Rodon coughed it up in the third, partly due to his bad fundamentals. After allowing a lead-off single to Jarren Duran and a walk to Ceddanne Rafaeala, he spiked a throw to first off a Nick Sogard sacrifice bunt toward the third-base side of the mound. Chisholm, who cycled to first with Rice playing in, could not stay on the bag while reeling in the bad throw. 

Story proceeded to tie the game with a two-run single, though a sharp double-play turned by Chisholm limited the damage to keep things level. 

With the Yankees deploying a lefty-laden lineup with the right-handed Bello on the mound, and with Crochet saving the bullpen with his 7.2-inning gem in Game 1, Red Sox manager Alex Cora’s short leash on his starter lasted just 2.1 innings.

Aaron Judge gave the Yankees the lead in the bottom of the fifth off of reliever Justin Slaten with a single that popped out of the grasp of a diving Duran in left, scoring Trent Grisham from second. Grisham reached on a two-out walk, then advanced into scoring position on a wild pitch. 

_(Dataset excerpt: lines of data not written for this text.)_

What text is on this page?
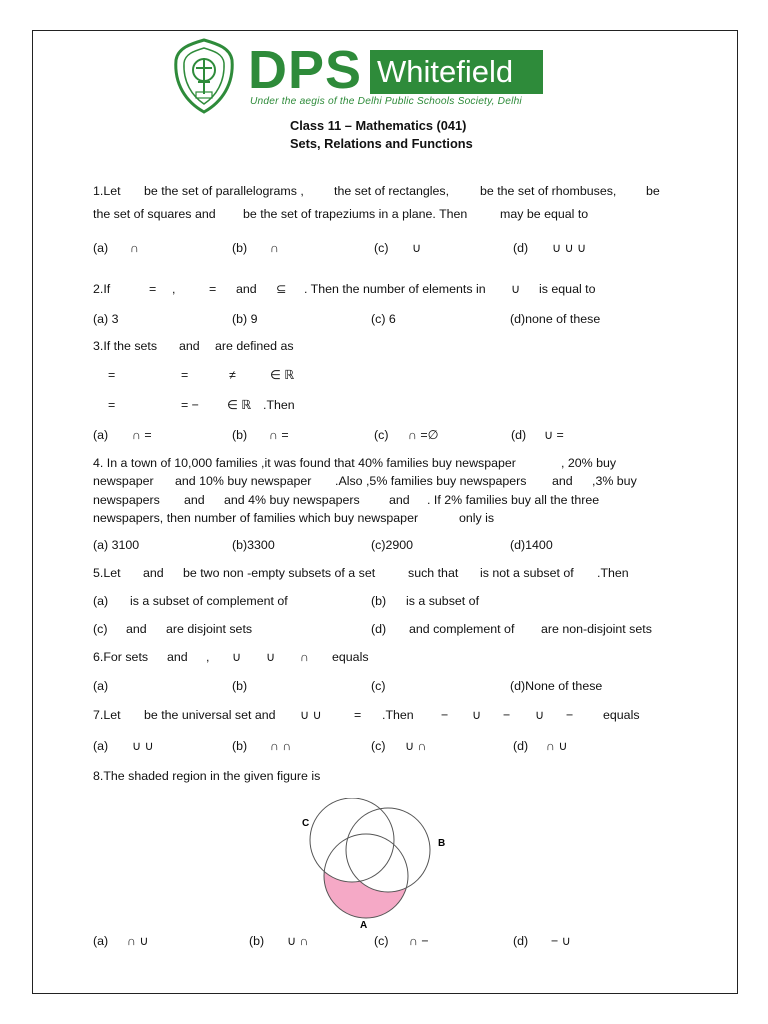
DPS Whitefield
Under the aegis of the Delhi Public Schools Society, Delhi
Class 11 – Mathematics (041)
Sets, Relations and Functions
1.Let be the set of parallelograms , the set of rectangles, be the set of rhombuses, be
the set of squares and be the set of trapeziums in a plane. Then	may be equal to
(a) ∩	(b) ∩	(c) ∪	(d) ∪ ∪ ∪
2.If	= ,	= and ⊆ . Then the number of elements in ∪ is equal to
(a) 3	(b) 9	(c) 6	(d)none of these
3.If the sets and are defined as
=	=	≠	∈ ℝ
=	= − ∈ ℝ .Then
(a) ∩ =	(b) ∩ =	(c) ∩ =∅	(d) ∪ =
4. In a town of 10,000 families ,it was found that 40% families buy newspaper	, 20% buy
newspaper and 10% buy newspaper .Also ,5% families buy newspapers and ,3% buy
newspapers and and 4% buy newspapers and . If 2% families buy all the three
newspapers, then number of families which buy newspaper	only is
(a) 3100	(b)3300	(c)2900	(d)1400
5.Let and be two non -empty subsets of a set	such that is not a subset of .Then
(a) is a subset of complement of	(b) is a subset of
(c) and are disjoint sets	(d) and complement of are non-disjoint sets
6.For sets and , ∪ ∪ ∩ equals
(a)	(b)	(c)	(d)None of these
7.Let be the universal set and ∪ ∪	= .Then − ∪ − ∪ − equals
(a) ∪ ∪	(b) ∩ ∩	(c) ∪ ∩	(d) ∩ ∪
8.The shaded region in the given figure is
C
B
A
(a) ∩ ∪	(b) ∪ ∩	(c) ∩ −	(d) − ∪
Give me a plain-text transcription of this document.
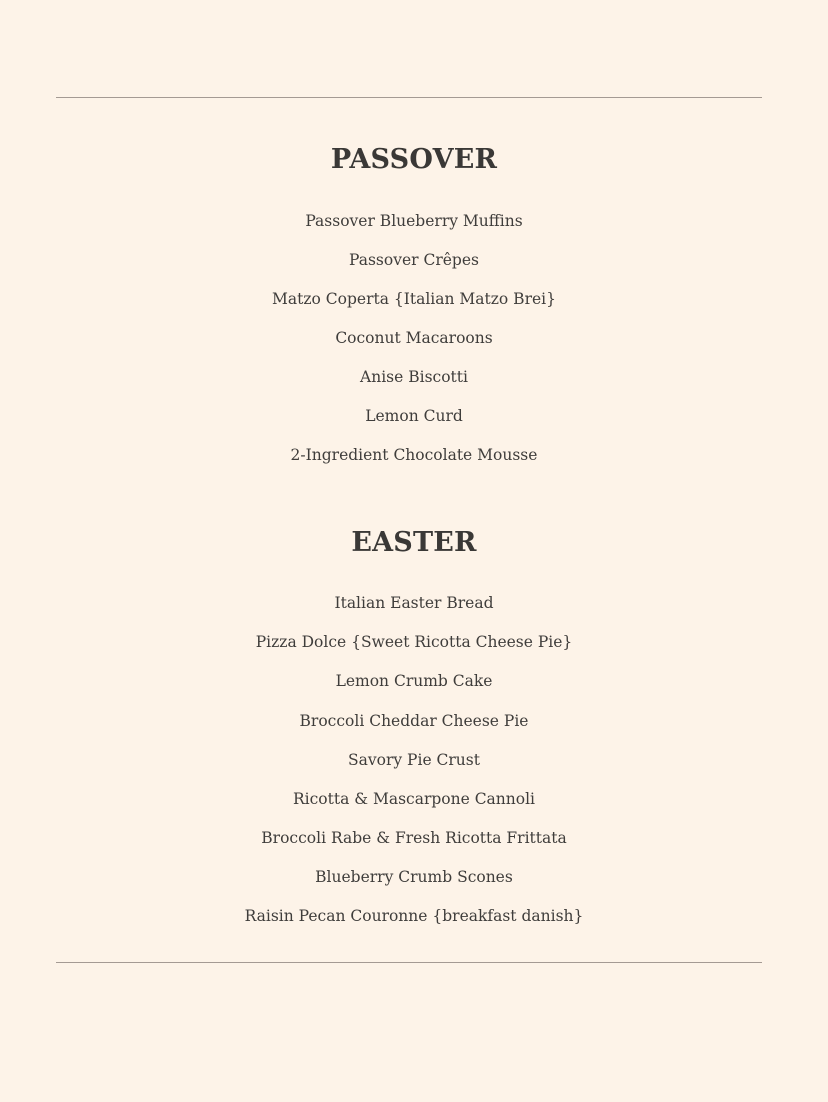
PASSOVER
Passover Blueberry Muffins
Passover Crêpes
Matzo Coperta {Italian Matzo Brei}
Coconut Macaroons
Anise Biscotti
Lemon Curd
2-Ingredient Chocolate Mousse
EASTER
Italian Easter Bread
Pizza Dolce {Sweet Ricotta Cheese Pie}
Lemon Crumb Cake
Broccoli Cheddar Cheese Pie
Savory Pie Crust
Ricotta & Mascarpone Cannoli
Broccoli Rabe & Fresh Ricotta Frittata
Blueberry Crumb Scones
Raisin Pecan Couronne {breakfast danish}
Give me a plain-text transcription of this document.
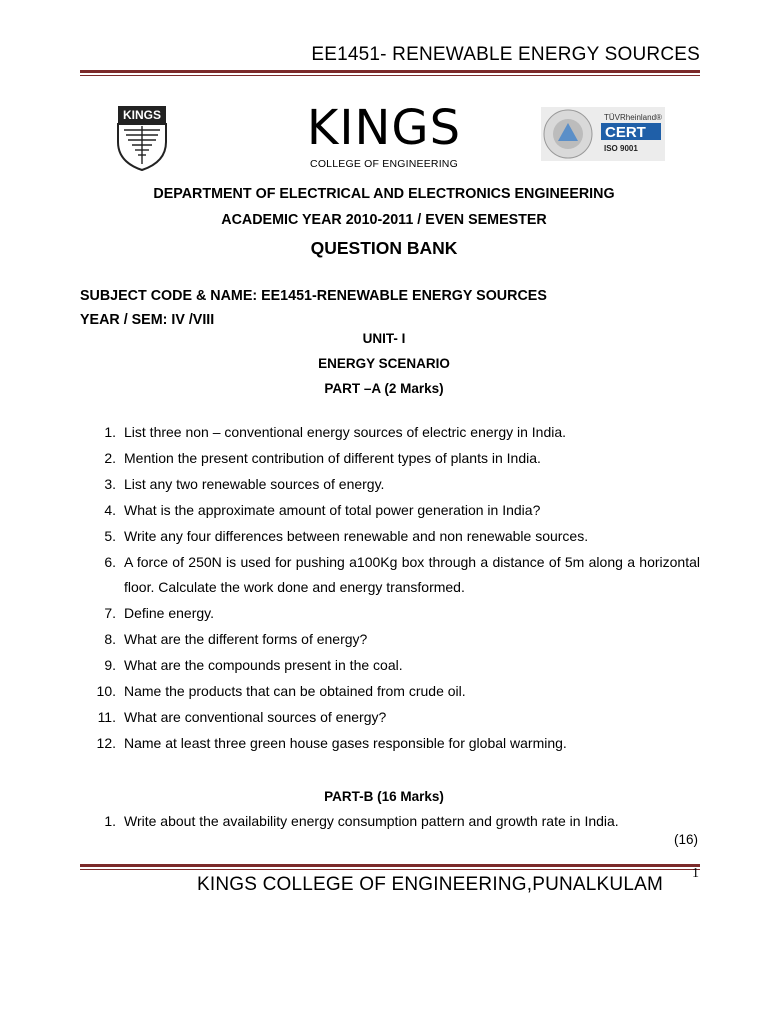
EE1451- RENEWABLE ENERGY SOURCES
KINGS	KINGS
COLLEGE OF ENGINEERING
TÜVRheinland®
CERT
ISO 9001
DEPARTMENT OF ELECTRICAL AND ELECTRONICS ENGINEERING
ACADEMIC YEAR 2010-2011 / EVEN SEMESTER
QUESTION BANK
SUBJECT CODE & NAME: EE1451-RENEWABLE ENERGY SOURCES
YEAR / SEM: IV /VIII
UNIT- I
ENERGY SCENARIO
PART –A (2 Marks)
1. List three non – conventional energy sources of electric energy in India.
2. Mention the present contribution of different types of plants in India.
3. List any two renewable sources of energy.
4. What is the approximate amount of total power generation in India?
5. Write any four differences between renewable and non renewable sources.
6. A force of 250N is used for pushing a100Kg box through a distance of 5m along a horizontal floor. Calculate the work done and energy transformed.
7. Define energy.
8. What are the different forms of energy?
9. What are the compounds present in the coal.
10. Name the products that can be obtained from crude oil.
11. What are conventional sources of energy?
12. Name at least three green house gases responsible for global warming.
PART-B (16 Marks)
1. Write about the availability energy consumption pattern and growth rate in India.
(16)
KINGS COLLEGE OF ENGINEERING,PUNALKULAM
1
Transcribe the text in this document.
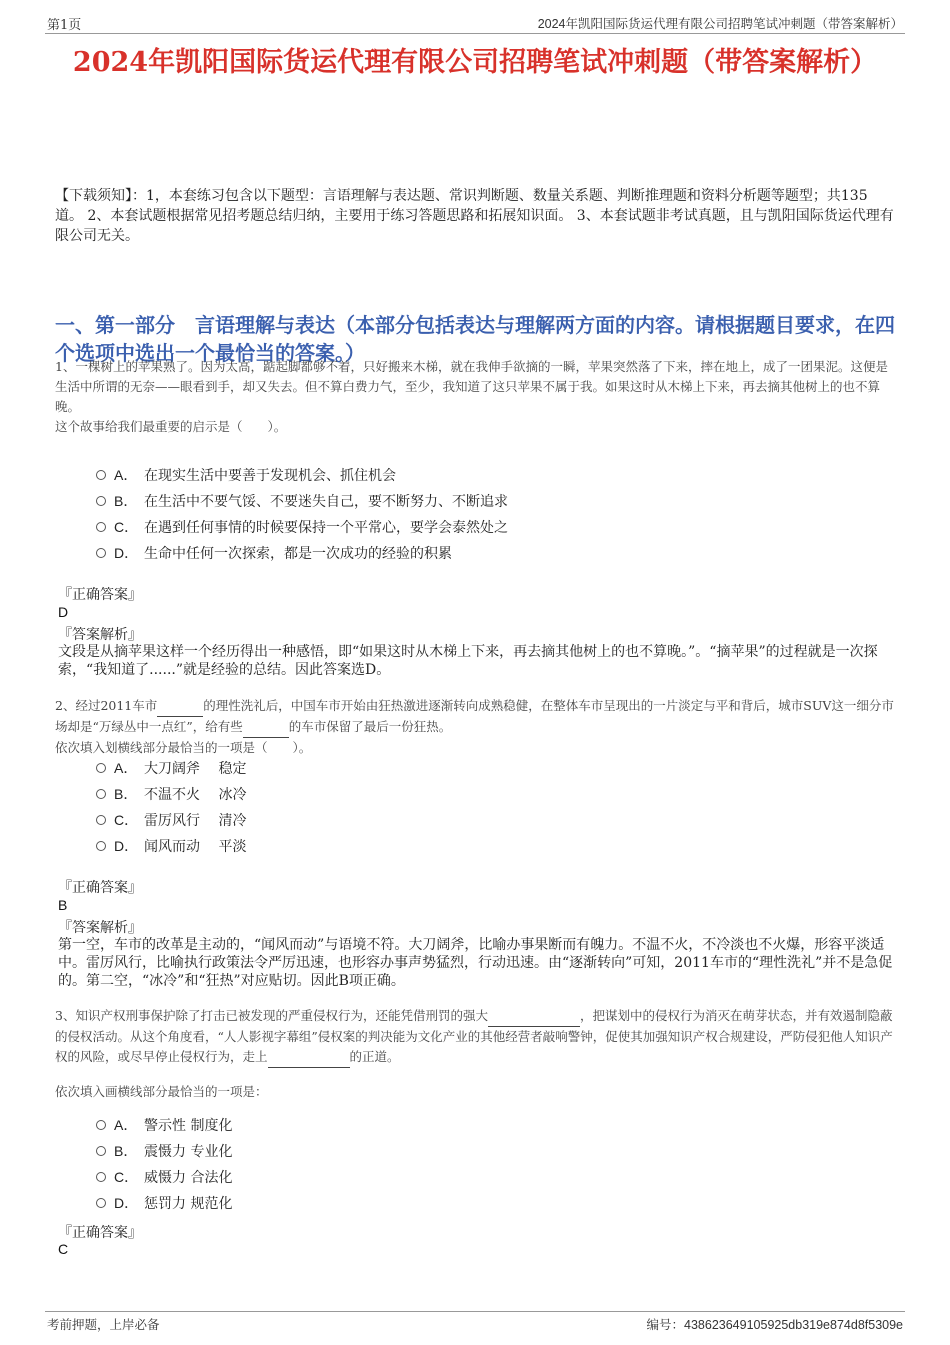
第1页	2024年凯阳国际货运代理有限公司招聘笔试冲刺题（带答案解析）
2024年凯阳国际货运代理有限公司招聘笔试冲刺题（带答案解析）

【下载须知】：1，本套练习包含以下题型：言语理解与表达题、常识判断题、数量关系题、判断推理题和资料分析题等题型；共135道。 2、本套试题根据常见招考题总结归纳，主要用于练习答题思路和拓展知识面。 3、本套试题非考试真题，且与凯阳国际货运代理有限公司无关。

一、第一部分　言语理解与表达（本部分包括表达与理解两方面的内容。请根据题目要求，在四个选项中选出一个最恰当的答案。）
1、一棵树上的苹果熟了。因为太高，踮起脚都够不着，只好搬来木梯，就在我伸手欲摘的一瞬，苹果突然落了下来，摔在地上，成了一团果泥。这便是生活中所谓的无奈——眼看到手，却又失去。但不算白费力气，至少，我知道了这只苹果不属于我。如果这时从木梯上下来，再去摘其他树上的也不算晚。
这个故事给我们最重要的启示是（　　）。
A． 在现实生活中要善于发现机会、抓住机会
B． 在生活中不要气馁、不要迷失自己，要不断努力、不断追求
C． 在遇到任何事情的时候要保持一个平常心，要学会泰然处之
D． 生命中任何一次探索，都是一次成功的经验的积累
『正确答案』
D
『答案解析』
文段是从摘苹果这样一个经历得出一种感悟，即“如果这时从木梯上下来，再去摘其他树上的也不算晚。”。“摘苹果”的过程就是一次探索，“我知道了......”就是经验的总结。因此答案选D。
2、经过2011车市	的理性洗礼后，中国车市开始由狂热激进逐渐转向成熟稳健，在整体车市呈现出的一片淡定与平和背后，城市SUV这一细分市场却是“万绿丛中一点红”，给有些	的车市保留了最后一份狂热。
依次填入划横线部分最恰当的一项是（　　）。
A． 大刀阔斧　 稳定
B． 不温不火　 冰冷
C． 雷厉风行　 清冷
D． 闻风而动　 平淡
『正确答案』
B
『答案解析』
第一空，车市的改革是主动的，“闻风而动”与语境不符。大刀阔斧，比喻办事果断而有魄力。不温不火，不冷淡也不火爆，形容平淡适中。雷厉风行，比喻执行政策法令严厉迅速，也形容办事声势猛烈，行动迅速。由“逐渐转向”可知，2011车市的“理性洗礼”并不是急促的。第二空，“冰冷”和“狂热”对应贴切。因此B项正确。
3、知识产权刑事保护除了打击已被发现的严重侵权行为，还能凭借刑罚的强大	，把谋划中的侵权行为消灭在萌芽状态，并有效遏制隐蔽的侵权活动。从这个角度看，“人人影视字幕组”侵权案的判决能为文化产业的其他经营者敲响警钟，促使其加强知识产权合规建设，严防侵犯他人知识产权的风险，或尽早停止侵权行为，走上	的正道。
依次填入画横线部分最恰当的一项是：
A． 警示性 制度化
B． 震慑力 专业化
C． 威慑力 合法化
D． 惩罚力 规范化
『正确答案』
C
考前押题，上岸必备	编号：438623649105925db319e874d8f5309e
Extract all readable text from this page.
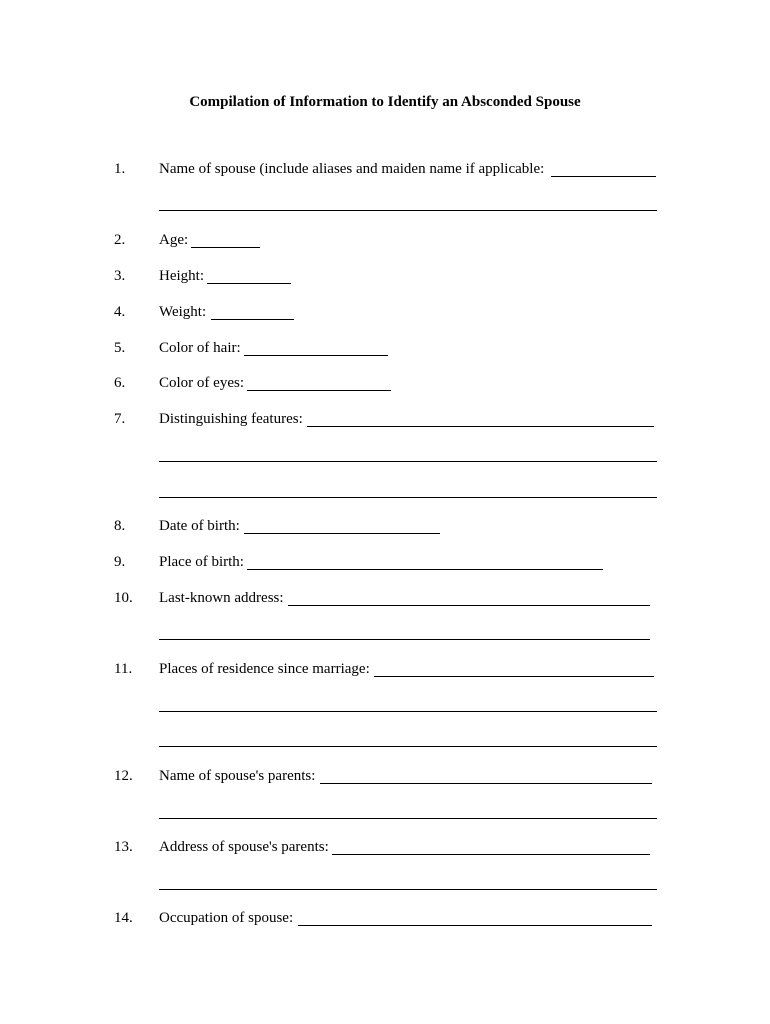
Compilation of Information to Identify an Absconded Spouse
1. Name of spouse (include aliases and maiden name if applicable:
2. Age:
3. Height:
4. Weight:
5. Color of hair:
6. Color of eyes:
7. Distinguishing features:
8. Date of birth:
9. Place of birth:
10. Last-known address:
11. Places of residence since marriage:
12. Name of spouse's parents:
13. Address of spouse's parents:
14. Occupation of spouse:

“He just missed it,” Cora said of Duran’s play.

Rodon, once again, though, gave it back in a flash. Leading off the top of the sixth, Story took a 2-0 fastball that sat in the heart of the zone and pulled it into the left-center-field seats to tie it back up at three apiece.

Trevor Story home run Yankees Red Sox ALWC Game 2
Oct 1, 2025; Bronx, New York, USA; Boston Red Sox shortstop Trevor Story (10) celebrates after hitting a one run home run during the sixth inning against the New York Yankees during game two of the Wildcard round for the 2025 MLB playoffs at Yankee Stadium. Mandatory Credit: Brad Penner-Imagn Images

After walking the next batter, Alex Bregman, Boone walked to the mound, appearing ready to pull Rodon, but left him after a short conversation. It initially paid off as he coaxed a pop-up and an inning-ending double play, but he fell apart in the seventh, walking Nate Eaton and plunking Duran to put the first two lead-off men on. 

Boone gave the lefty the hook — Rodon finished with six-plus innings pitched while allowing three runs on four hits with six strikeouts and three walks — for Fernando Cruz. The right-handed reliever got the first two men he faced before pinch-hitter Masataka Yoshida, who put the Red Sox ahead the night before in the same situation, had his roller snared by a diving Chisholm, which he beat out for an infield hit to load the bases.

The play by Chisholm, though, saved a run. 

“You see a ground ball, you gotta stop it, keep it in the infield,” Chisholm said. “You gotta keep that run from scoring. I feel like at that point, it would’ve been a really crucial run. So I was just doing all I could to keep the ball in the infield.”

“That play was excellent,” Boone added.

Against the red-hot Story, Cruz left a fastball middle-middle, which the Sox shortstop gave a ride 393 feet to dead center — plenty of room for Grisham to reel it in. 

Cruz leapt off the mound, removed his hat, put it in his glove while the ball was in the air, and then began thumping his chest and pumping his fists all the way to the Yankees’ dugout in wild celebration — not the last of the night.